Now begins the interminable litany of greetings. It is simultaneously a period of reconnaissance: both sides are trying to establish their precise degree of kinship. Concentrated and serious, they enter the primevally thick and tangled forest of genealogical trees that is each clan and tribal community. It is impossible for an outsider to make heads or tails of it, but for Edu and his companions, this is a critical moment of the meeting. A close cousin can be a great help, whereas a distant one — significantly less so. But even in this second instance, they will not go away empty-handed. Without a doubt, they will find a corner under the roof here. There will always be a little room for them on the floor — an important consideration, since despite the warm climate it is difficult to sleep outside, in the yard, where one is tormented by mosquitoes, by spiders, earwigs, and various other tropical insects.
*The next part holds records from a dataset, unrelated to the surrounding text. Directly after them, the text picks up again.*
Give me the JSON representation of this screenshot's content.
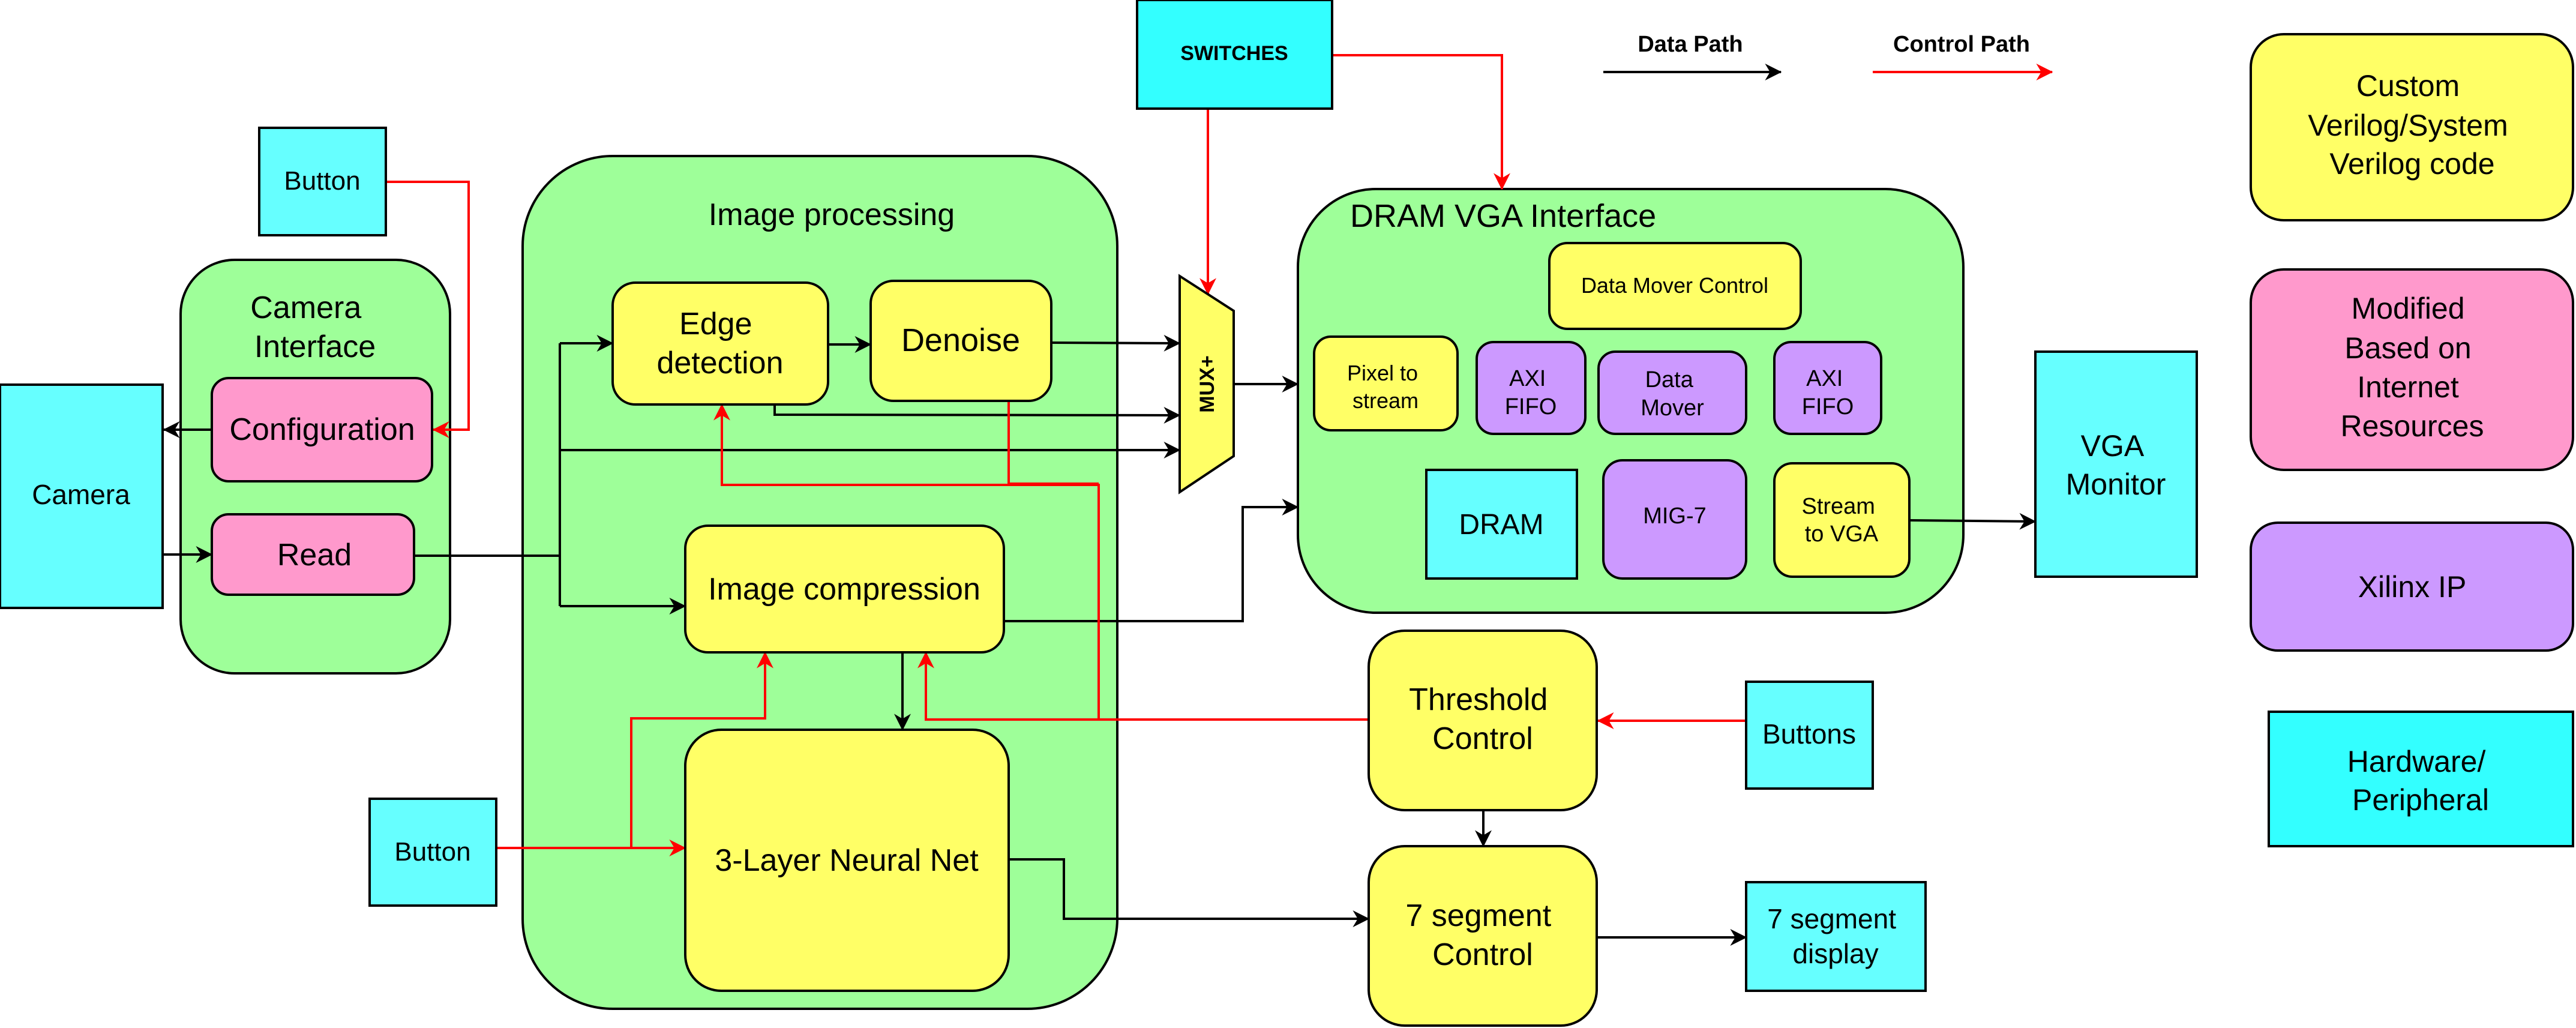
{
  "legend": {
    "data_path": "Data Path",
    "control_path": "Control Path",
    "categories": [
      {
        "label": [
          "Custom",
          "Verilog/System",
          "Verilog code"
        ],
        "color": "#ffff66"
      },
      {
        "label": [
          "Modified",
          "Based on",
          "Internet",
          "Resources"
        ],
        "color": "#ff99cc"
      },
      {
        "label": [
          "Xilinx IP"
        ],
        "color": "#cc99ff"
      },
      {
        "label": [
          "Hardware/",
          "Peripheral"
        ],
        "color": "#33ffff"
      }
    ]
  },
  "colors": {
    "container": "#9eff99",
    "custom": "#ffff66",
    "modified": "#ff99cc",
    "xilinx": "#cc99ff",
    "hardware": "#66ffff",
    "data_path": "#000000",
    "control_path": "#ff0000"
  },
  "blocks": {
    "button_top": "Button",
    "camera": "Camera",
    "camera_interface": [
      "Camera",
      "Interface"
    ],
    "configuration": "Configuration",
    "read": "Read",
    "image_processing": "Image processing",
    "edge_detection": [
      "Edge",
      "detection"
    ],
    "denoise": "Denoise",
    "image_compression": "Image compression",
    "neural_net": "3-Layer Neural Net",
    "button_bottom": "Button",
    "switches": "SWITCHES",
    "mux": "MUX+",
    "dram_vga_interface": "DRAM VGA Interface",
    "data_mover_control": "Data Mover Control",
    "pixel_to_stream": [
      "Pixel to",
      "stream"
    ],
    "axi_fifo_1": [
      "AXI",
      "FIFO"
    ],
    "data_mover": [
      "Data",
      "Mover"
    ],
    "axi_fifo_2": [
      "AXI",
      "FIFO"
    ],
    "dram": "DRAM",
    "mig7": "MIG-7",
    "stream_to_vga": [
      "Stream",
      "to VGA"
    ],
    "vga_monitor": [
      "VGA",
      "Monitor"
    ],
    "threshold_control": [
      "Threshold",
      "Control"
    ],
    "buttons": "Buttons",
    "seven_seg_control": [
      "7 segment",
      "Control"
    ],
    "seven_seg_display": [
      "7 segment",
      "display"
    ]
  }
}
The next day will be Edu’s first in the city. And despite the fact that this is a new environment for him, a new world, he doesn’t create a sensation walking down the streets of Kariakoo. It is different with me. If I venture far from downtown, deep into the remote back alleys of this neighborhood, small children run away at the sight of me as fast as their legs can carry them, and hide in the corners. And with reason: whenever they get into some mischief, their mothers tell them: “You had better be good, or else the mzungu will eat you!” (Mzungu is Swahili for the white man, the European.)